Edinburgh/Greifswald – Auswirkungen der Klimaerwärmung auf die arktische Tundra sind komplexer als angenommen. Am stärksten reagieren Büsche und Sträucher im Übergangsbereich der Tundra zur Hocharktis auf den Klimawandel, wie der Landschaftsökologe Martin Wilmking von der Universität Greifswald am Montag mitteilte. Dort sei auch der meiste Kohlenstoff in den Permafrostböden gespeichert.

Durch das erhöhte Pflanzenwachstum verstärke sich die Klimaerwärmung mehr als bislang angenommen. Ein schnelleres Wachstum sei vor allem in Nordwestrussland und Europa zu beobachten, während in Nordamerika die Tendenz nicht ganz so deutlich feststellbar sei.

Starker Rückkopplungseffekt

Unter der Leitung von Forschern der University of Edinburgh nahm ein internationales Wissenschaftlerteam in neun Ländern mit arktischen Tundren Strauch- und Buschproben. Zudem werten die Forscher Klima- und Umweltdaten aus, die zwischen 1950 und 2010 gesammelt wurden. Die aktuell in "Nature Climate Change" publizierte Studie gilt nach ihren Angaben als eine der umfassendsten Untersuchungen zu vegetativen Veränderungen in der arktischen Tundra.

Die Forscher konnten belegen, dass Veränderungen in der Vegetation – wie das Wachstum größerer Büsche – nicht nur Ergebnis des Klimawandels sind, sondern diesen sogar beschleunigten.
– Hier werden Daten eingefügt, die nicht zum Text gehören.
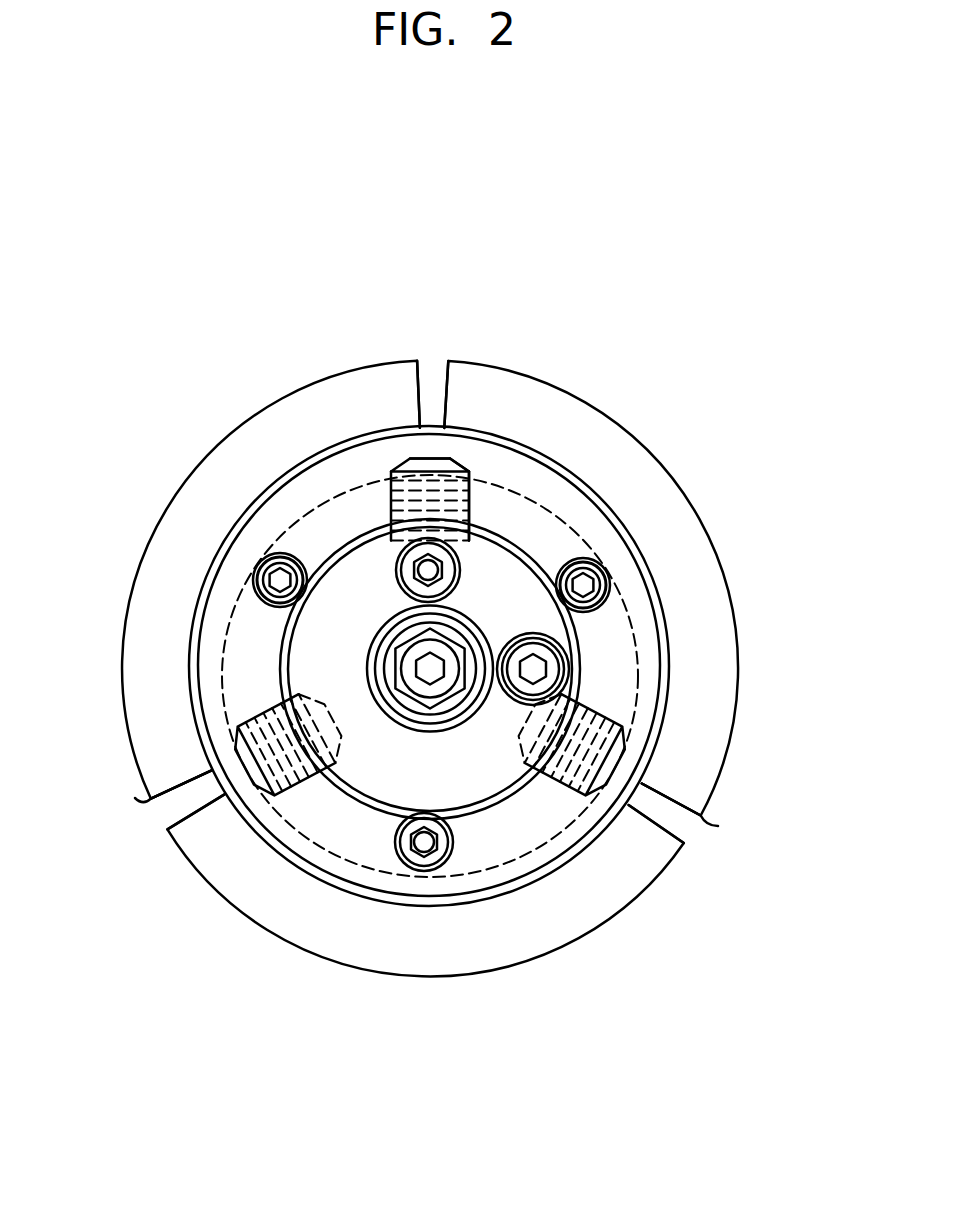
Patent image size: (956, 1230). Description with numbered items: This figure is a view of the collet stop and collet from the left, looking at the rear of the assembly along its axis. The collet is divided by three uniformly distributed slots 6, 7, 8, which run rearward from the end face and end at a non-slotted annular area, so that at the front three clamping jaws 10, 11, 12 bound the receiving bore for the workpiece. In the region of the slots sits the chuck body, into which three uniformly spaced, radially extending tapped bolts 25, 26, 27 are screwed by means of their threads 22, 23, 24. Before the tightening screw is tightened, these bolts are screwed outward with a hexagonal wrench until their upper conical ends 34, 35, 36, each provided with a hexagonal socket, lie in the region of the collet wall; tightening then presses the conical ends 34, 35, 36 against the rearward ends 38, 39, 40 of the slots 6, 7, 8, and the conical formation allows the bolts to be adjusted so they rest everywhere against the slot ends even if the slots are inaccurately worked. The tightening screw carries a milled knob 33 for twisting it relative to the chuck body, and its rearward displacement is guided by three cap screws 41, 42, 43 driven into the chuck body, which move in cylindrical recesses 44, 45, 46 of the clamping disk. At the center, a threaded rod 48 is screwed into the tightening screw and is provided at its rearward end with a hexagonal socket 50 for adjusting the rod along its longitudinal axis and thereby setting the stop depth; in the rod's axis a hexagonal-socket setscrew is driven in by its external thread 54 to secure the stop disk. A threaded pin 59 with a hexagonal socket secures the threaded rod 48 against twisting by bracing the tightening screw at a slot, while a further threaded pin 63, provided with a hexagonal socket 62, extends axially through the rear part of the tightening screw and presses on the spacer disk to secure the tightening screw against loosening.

The slot 6 is at (440, 362).
The slot 7 is at (148, 800).
The slot 8 is at (695, 822).
The clamping jaw 10 is at (277, 415).
The clamping jaw 11 is at (288, 928).
The clamping jaw 12 is at (632, 452).
The thread 22 is at (478, 470).
The thread 23 is at (261, 810).
The thread 24 is at (567, 807).
The tapped bolt 25 is at (397, 470).
The tapped bolt 26 is at (243, 732).
The tapped bolt 27 is at (593, 800).
The milled knob 33 is at (286, 641).
The conical end 34 is at (468, 458).
The conical end 35 is at (240, 800).
The conical end 36 is at (600, 762).
The rearward end of slot 38 is at (415, 455).
The rearward end of slot 39 is at (215, 778).
The rearward end of slot 40 is at (697, 833).
The cap screw 41 is at (275, 577).
The cap screw 42 is at (421, 873).
The cap screw 43 is at (598, 585).
The cylindrical recess 44 is at (277, 553).
The cylindrical recess 45 is at (424, 845).
The cylindrical recess 46 is at (592, 560).
The threaded rod 48 is at (448, 728).
The hexagonal socket 50 is at (455, 645).
The external thread 54 is at (418, 690).
The threaded pin 59 is at (397, 582).
The hexagonal socket 62 is at (562, 653).
The threaded pin 63 is at (546, 672).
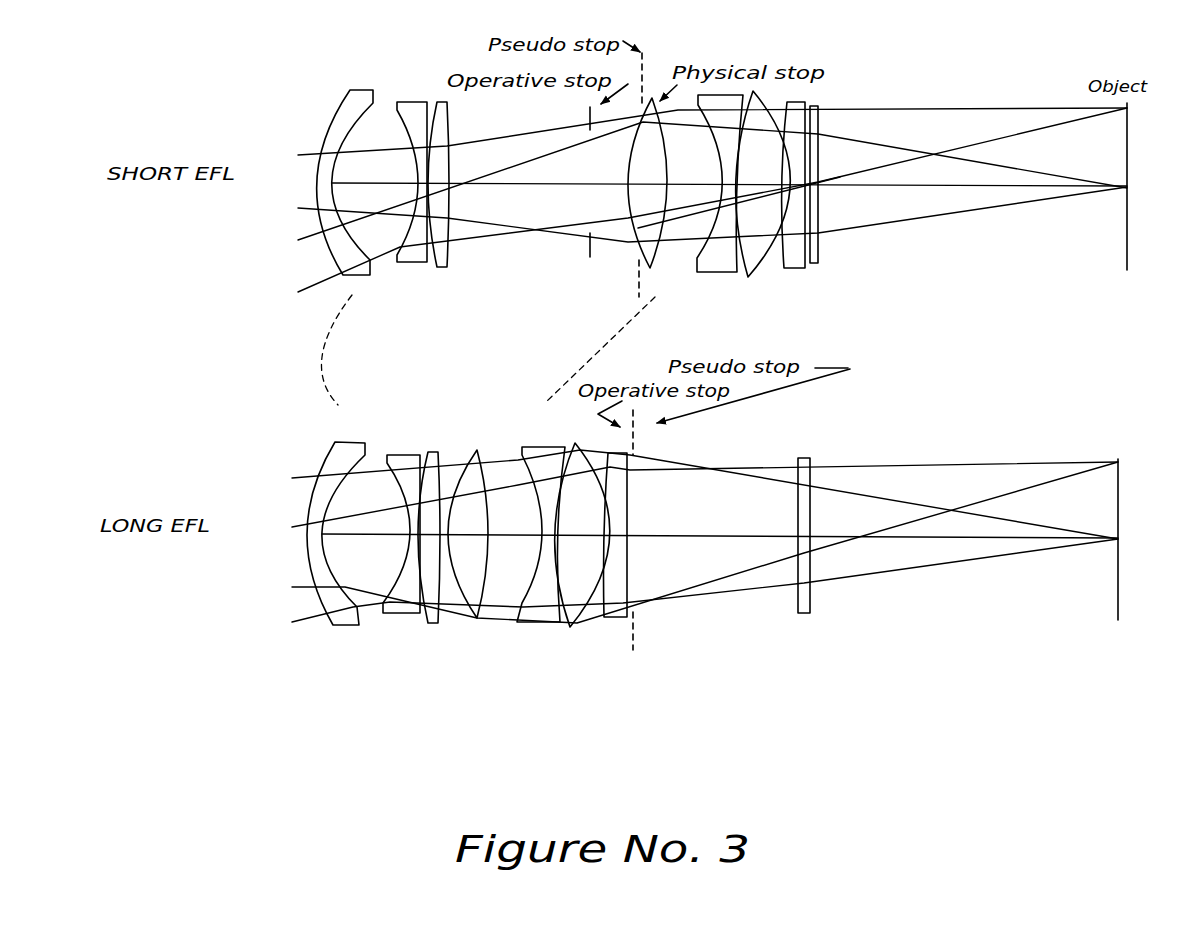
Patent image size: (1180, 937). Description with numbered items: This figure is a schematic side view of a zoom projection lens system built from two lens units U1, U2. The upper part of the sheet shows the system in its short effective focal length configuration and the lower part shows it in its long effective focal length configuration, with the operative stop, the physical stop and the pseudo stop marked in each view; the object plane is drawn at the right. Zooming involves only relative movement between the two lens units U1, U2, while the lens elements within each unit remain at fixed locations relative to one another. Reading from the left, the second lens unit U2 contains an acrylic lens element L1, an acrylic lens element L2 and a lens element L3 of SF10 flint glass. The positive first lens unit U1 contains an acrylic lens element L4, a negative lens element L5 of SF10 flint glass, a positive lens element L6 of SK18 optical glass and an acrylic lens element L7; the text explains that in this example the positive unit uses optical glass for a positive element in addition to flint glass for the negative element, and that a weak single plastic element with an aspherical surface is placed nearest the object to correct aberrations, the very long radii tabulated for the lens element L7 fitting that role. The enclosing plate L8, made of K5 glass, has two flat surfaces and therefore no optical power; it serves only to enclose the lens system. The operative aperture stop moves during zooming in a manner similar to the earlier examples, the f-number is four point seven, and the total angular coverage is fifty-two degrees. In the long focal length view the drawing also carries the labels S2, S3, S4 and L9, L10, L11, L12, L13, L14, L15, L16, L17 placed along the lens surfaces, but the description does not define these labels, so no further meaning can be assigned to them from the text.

The first lens unit U1 is at (807, 53).
The second lens unit U2 is at (447, 88).
The lens element L1 is at (336, 524).
The lens element L2 is at (401, 522).
The lens element L3 is at (434, 527).
The lens element L4 is at (468, 523).
The lens element L5 is at (417, 685).
The lens element L6 is at (423, 648).
The lens element L7 is at (620, 513).
The enclosing plate L8 is at (482, 680).
The lens surface 9 L9 is at (485, 620).
The lens surface 10 L10 is at (537, 623).
The lens surface 11 L11 is at (552, 622).
The lens surface 12 L12 is at (570, 620).
The lens surface 13 L13 is at (573, 622).
The lens surface 14 L14 is at (630, 577).
The lens surface 15 L15 is at (657, 593).
The lens surface 16 L16 is at (797, 600).
The lens surface 17 L17 is at (810, 600).
The lens surface S2 is at (333, 618).
The lens surface S3 is at (353, 607).
The lens surface S4 is at (390, 603).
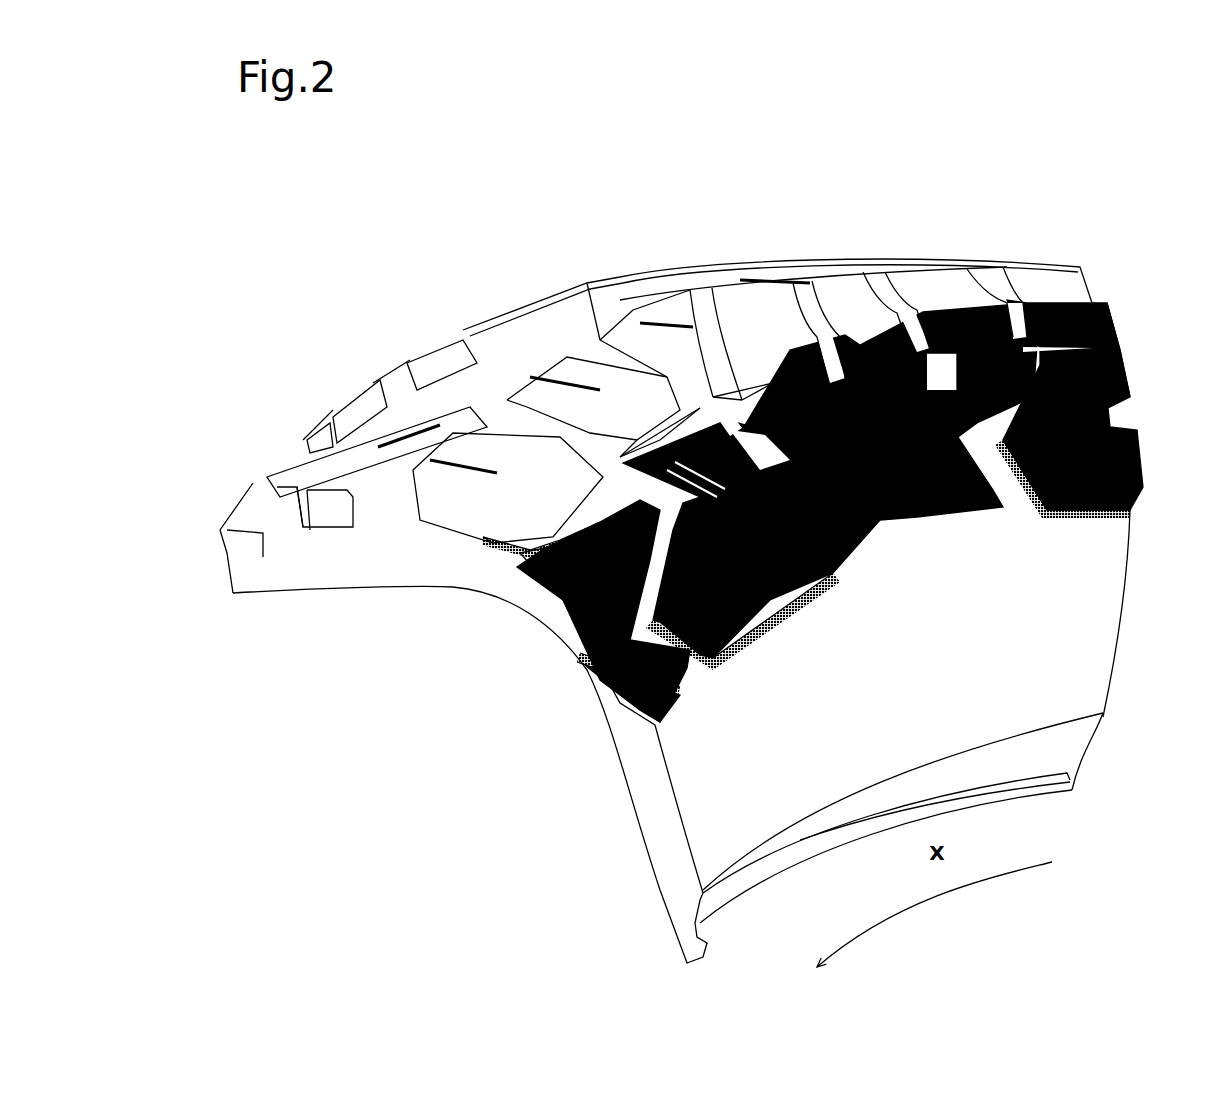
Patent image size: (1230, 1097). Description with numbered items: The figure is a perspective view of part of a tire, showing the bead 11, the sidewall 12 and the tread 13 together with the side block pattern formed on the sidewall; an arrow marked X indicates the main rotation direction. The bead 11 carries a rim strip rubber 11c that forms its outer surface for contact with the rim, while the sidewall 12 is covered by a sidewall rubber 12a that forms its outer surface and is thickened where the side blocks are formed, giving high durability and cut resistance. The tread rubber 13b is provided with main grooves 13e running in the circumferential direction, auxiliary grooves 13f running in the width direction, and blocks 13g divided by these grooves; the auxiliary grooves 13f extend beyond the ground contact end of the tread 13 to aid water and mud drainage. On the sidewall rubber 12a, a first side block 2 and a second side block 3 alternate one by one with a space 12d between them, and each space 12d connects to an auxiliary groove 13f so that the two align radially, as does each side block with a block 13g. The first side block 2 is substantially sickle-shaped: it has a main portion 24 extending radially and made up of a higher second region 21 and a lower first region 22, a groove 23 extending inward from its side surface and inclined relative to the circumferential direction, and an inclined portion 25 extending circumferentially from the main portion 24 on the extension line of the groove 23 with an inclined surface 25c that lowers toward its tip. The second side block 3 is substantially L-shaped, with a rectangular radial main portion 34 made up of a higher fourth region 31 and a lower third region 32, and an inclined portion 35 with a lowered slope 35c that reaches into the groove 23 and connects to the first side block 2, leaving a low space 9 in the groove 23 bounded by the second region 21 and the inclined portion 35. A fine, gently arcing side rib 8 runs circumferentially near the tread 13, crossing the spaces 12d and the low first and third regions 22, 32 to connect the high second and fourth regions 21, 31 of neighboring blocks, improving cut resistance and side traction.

The first side block 2 is at (895, 313).
The second side block 3 is at (983, 303).
The side rib 8 is at (1110, 323).
The space 9 is at (747, 620).
The bead 11 is at (1087, 743).
The rim strip rubber 11c is at (1060, 755).
The sidewall 12 is at (1130, 583).
The sidewall rubber 12a is at (1093, 663).
The space 12d is at (533, 583).
The tread 13 is at (1037, 260).
The tread rubber 13b is at (1073, 277).
The main groove 13e is at (315, 572).
The auxiliary groove 13f is at (503, 543).
The block 13g is at (433, 487).
The second region 21 is at (685, 450).
The first region 22 is at (637, 440).
The groove 23 is at (773, 593).
The main portion 24 is at (597, 197).
The inclined portion 25 is at (693, 640).
The inclined surface 25c is at (695, 642).
The fourth region 31 is at (773, 383).
The third region 32 is at (733, 383).
The main portion 34 is at (703, 197).
The inclined portion 35 is at (803, 583).
The lowered slope 35c is at (962, 515).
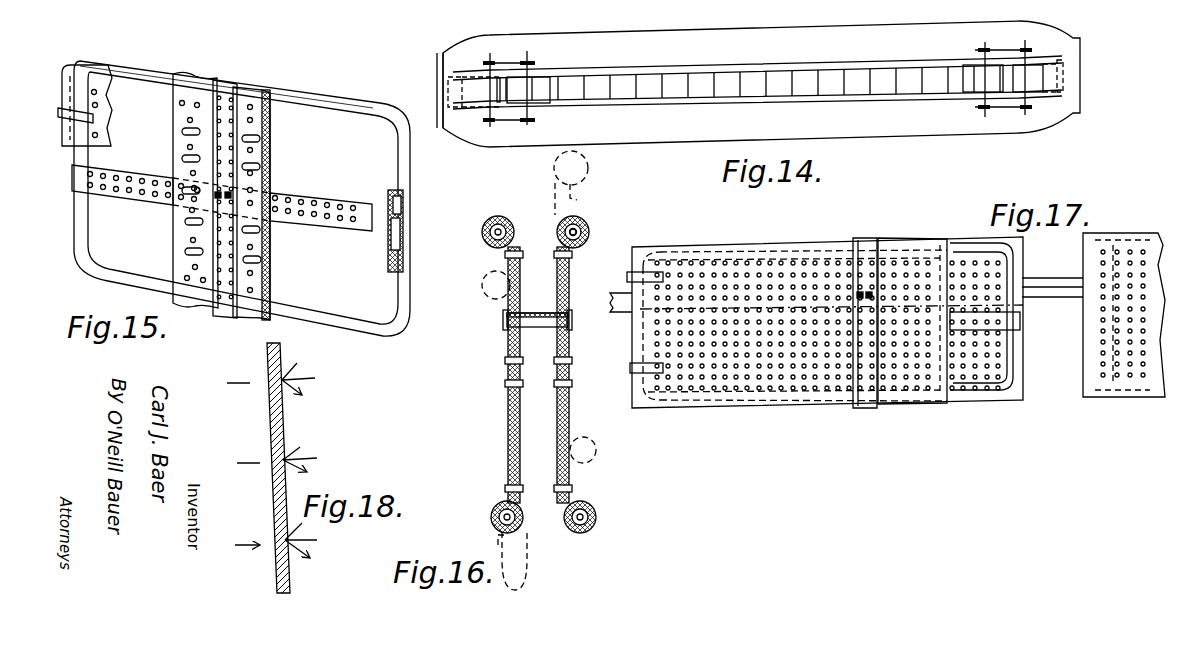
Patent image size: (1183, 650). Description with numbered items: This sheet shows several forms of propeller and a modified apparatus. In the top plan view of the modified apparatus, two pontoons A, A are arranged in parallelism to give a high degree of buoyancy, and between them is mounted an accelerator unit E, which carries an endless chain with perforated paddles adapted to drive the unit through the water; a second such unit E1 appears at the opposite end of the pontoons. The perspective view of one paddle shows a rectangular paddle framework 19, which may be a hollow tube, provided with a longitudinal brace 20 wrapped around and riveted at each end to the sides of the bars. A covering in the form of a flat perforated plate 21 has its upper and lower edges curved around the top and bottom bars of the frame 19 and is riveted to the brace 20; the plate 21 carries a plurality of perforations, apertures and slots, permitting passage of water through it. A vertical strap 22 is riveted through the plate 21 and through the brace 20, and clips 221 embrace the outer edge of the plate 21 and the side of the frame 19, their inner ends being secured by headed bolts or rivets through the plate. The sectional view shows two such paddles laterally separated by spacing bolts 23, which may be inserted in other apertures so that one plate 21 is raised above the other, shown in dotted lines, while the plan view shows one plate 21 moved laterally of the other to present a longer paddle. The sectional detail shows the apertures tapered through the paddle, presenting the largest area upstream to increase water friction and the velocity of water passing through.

In FIG. 15, the paddle framework 19 is at (323, 103).
In FIG. 16, the paddle framework 19 is at (561, 231).
In FIG. 17, the paddle framework 19 is at (965, 247).
In FIG. 15, the longitudinal brace 20 is at (323, 206).
In FIG. 17, the longitudinal brace 20 is at (970, 322).
In FIG. 15, the flat perforated plate 21 is at (258, 166).
In FIG. 16, the flat perforated plate 21 is at (583, 236).
In FIG. 17, the flat perforated plate 21 is at (800, 280).
In FIG. 15, the vertical strap 22 is at (228, 87).
In FIG. 16, the vertical strap 22 is at (578, 226).
In FIG. 17, the vertical strap 22 is at (865, 243).
In FIG. 15, the spacing bolts 23 is at (232, 195).
In FIG. 16, the spacing bolts 23 is at (537, 329).
In FIG. 17, the spacing bolts 23 is at (880, 284).
In FIG. 15, the clips 221 is at (65, 117).
In FIG. 17, the clips 221 is at (618, 267).
In FIG. 14, the pontoons A is at (758, 84).
In FIG. 14, the accelerator unit E is at (465, 88).
In FIG. 14, the end bracket E' E1 is at (1060, 77).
Um höhere Sträucher bildeten sich Schneeberge, die isolierend auf den Permafrostboden wirken, wie Wilmking ausführte.

Die Folge: Der Boden unter dem hohen Schnee froste im Winter nicht so stark durch wie Boden mit wenig oder ohne Schnee. Damit werde an diesen Stellen das Auftauen des Permafrostbodens gefördert. Zersetzungsprozesse im Boden würden verstärkt, was wiederum zur verstärkten Freisetzung von Kohlendioxid und Methan in die Atmosphäre führe. "Der Rückkopplungseffekt ist in diesen Regionen daher deutlich stärker als bisher angenommen", so Wilmking. (APA, red, 6.7.2015)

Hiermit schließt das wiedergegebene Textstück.